Mike McCormick and Aaron Smeltzer, from news outlet WYFF, died when a falling tree crushed their car as they drove down a highway.
Fire chief Geoff Tennant had recorded an interview with the pair minutes before he received the emergency call.
He said they had each exchanged wishes to stay safe just 10 minutes earlier.
Mr McCormick was a reporter and anchor, and Mr Smeltzer was a photojournalist. Both were on assignment covering the extreme weather.
The tree, Mr Tennant said, “probably fell in excess of 30 feet”.
While the deaths of the two journalists are not being directly attributed to the storm itself, the heavy rainfall had waterlogged the soil, probably contributing to the tree’s fall.
“It is one of those things you know is going to happen, or you can predict it may happen – you don’t know when,” Mr Tennant said.
He said the death of both men has “personally affected me”, and that although it was his first meeting with Mr McCormick and Mr Smeltzer, “you feel a sense of responsibility for them”.
The news station which employed both men paid tribute to them in its reporting.
“Our news family grieves over the loss of two special journalists – and two special friends,” news anchor Carol Goldsmith said as she reported the news on WYFF 4’s evening news.

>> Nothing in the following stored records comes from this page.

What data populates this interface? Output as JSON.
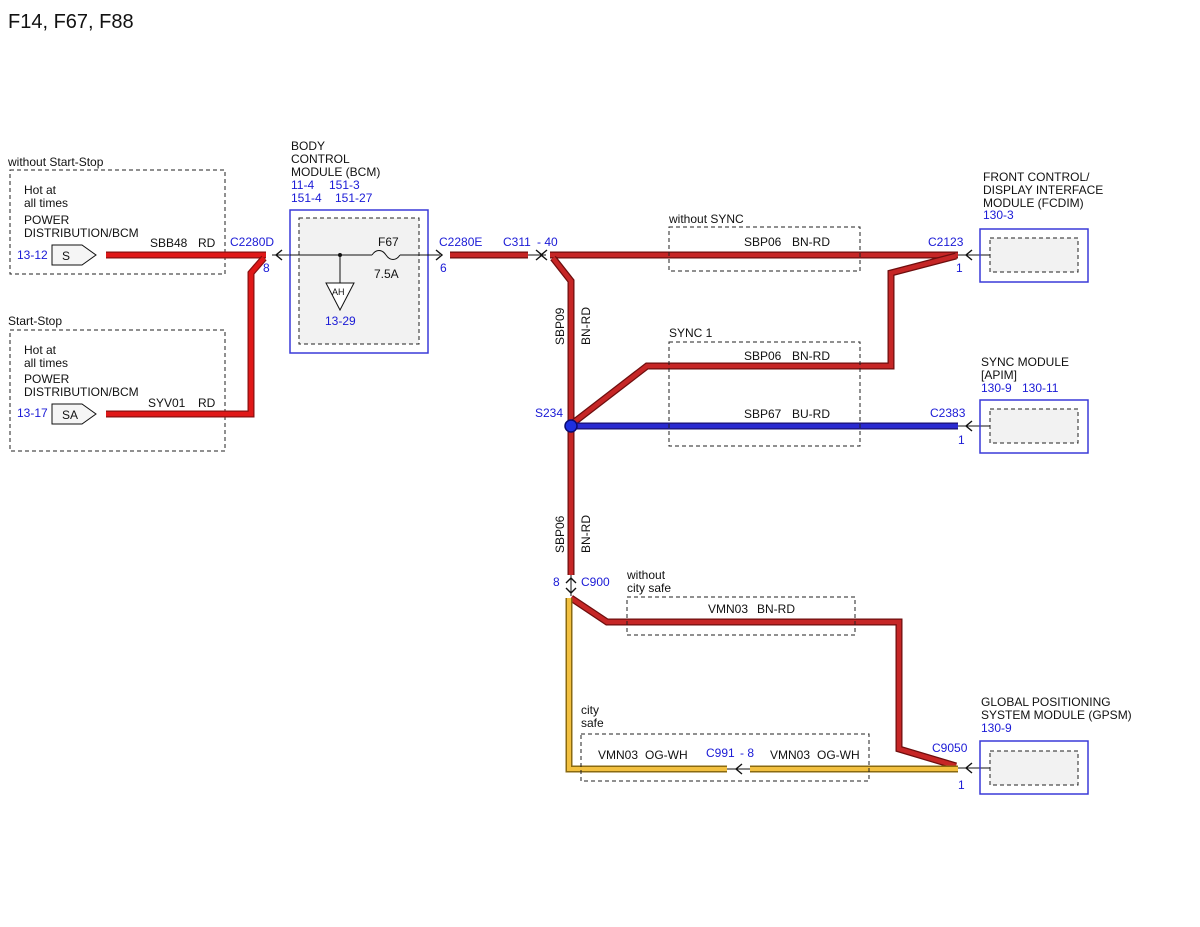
{
  "title": "F14, F67, F88",
  "colors": {
    "wire_red": "#e01818",
    "wire_brown_red": "#c62626",
    "wire_blue": "#2a2ad0",
    "wire_orange_white": "#f2c040",
    "reference_blue": "#1a1ad6",
    "module_border": "#3a3ad8"
  },
  "sources": {
    "no_start_stop": {
      "group_label": "without Start-Stop",
      "hot_label_1": "Hot at",
      "hot_label_2": "all times",
      "source_label_1": "POWER",
      "source_label_2": "DISTRIBUTION/BCM",
      "ref": "13-12",
      "pin": "S",
      "wire": "SBB48",
      "color": "RD"
    },
    "start_stop": {
      "group_label": "Start-Stop",
      "hot_label_1": "Hot at",
      "hot_label_2": "all times",
      "source_label_1": "POWER",
      "source_label_2": "DISTRIBUTION/BCM",
      "ref": "13-17",
      "pin": "SA",
      "wire": "SYV01",
      "color": "RD"
    }
  },
  "bcm": {
    "name_1": "BODY",
    "name_2": "CONTROL",
    "name_3": "MODULE (BCM)",
    "ref_1": "11-4",
    "ref_2": "151-3",
    "ref_3": "151-4",
    "ref_4": "151-27",
    "in_connector": "C2280D",
    "in_pin": "8",
    "out_connector": "C2280E",
    "out_pin": "6",
    "fuse": "F67",
    "fuse_rating": "7.5A",
    "ground_label": "AH",
    "ground_ref": "13-29"
  },
  "inline": {
    "c311": "C311",
    "c311_pin": "- 40",
    "trunk_wire": "SBP09",
    "trunk_color": "BN-RD",
    "splice": "S234",
    "lower_wire": "SBP06",
    "lower_color": "BN-RD",
    "c900_pin": "8",
    "c900": "C900"
  },
  "branches": {
    "without_sync": {
      "label": "without SYNC",
      "wire": "SBP06",
      "color": "BN-RD"
    },
    "sync1": {
      "label": "SYNC 1",
      "wire": "SBP06",
      "color": "BN-RD",
      "wire2": "SBP67",
      "color2": "BU-RD"
    },
    "without_city_safe": {
      "label_1": "without",
      "label_2": "city safe",
      "wire": "VMN03",
      "color": "BN-RD"
    },
    "city_safe": {
      "label_1": "city",
      "label_2": "safe",
      "wire_a": "VMN03",
      "color_a": "OG-WH",
      "connector": "C991",
      "connector_pin": "- 8",
      "wire_b": "VMN03",
      "color_b": "OG-WH"
    }
  },
  "modules": {
    "fcdim": {
      "name_1": "FRONT CONTROL/",
      "name_2": "DISPLAY INTERFACE",
      "name_3": "MODULE (FCDIM)",
      "ref": "130-3",
      "connector": "C2123",
      "pin": "1"
    },
    "apim": {
      "name_1": "SYNC MODULE",
      "name_2": "[APIM]",
      "ref_1": "130-9",
      "ref_2": "130-11",
      "connector": "C2383",
      "pin": "1"
    },
    "gpsm": {
      "name_1": "GLOBAL POSITIONING",
      "name_2": "SYSTEM MODULE (GPSM)",
      "ref": "130-9",
      "connector": "C9050",
      "pin": "1"
    }
  }
}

Mr McCormick was an anchor and reporter covering the Spartanburg area with more than a decade’s experience in the role.
Mr Smeltzer had joined WYFF this year from local competitor station WSPA.
In their own story on the tragedy, WSPA 7’s anchors said: “The journalists who died in today’s crash were friends to many of us.
“They were committed to their work, to this community, and while we are of course competitors on air, Mike and Aaron were our friends and they were part of our larger journalism family.
“We will miss them both terribly.”
Viewers also sent in their messages of sympathy after the news was broadcast.
Subtropical storm Alberto is the first named Atlantic storm of 2018. It made landfall on Florida’s north-western coast on Monday, which was also the Memorial Day holiday in the United States.
It has since weakened to a subtropical depression, with maximum winds of 35 mph (55km/h) and sustained heavy rainfall, the US National Hurricane Centre said.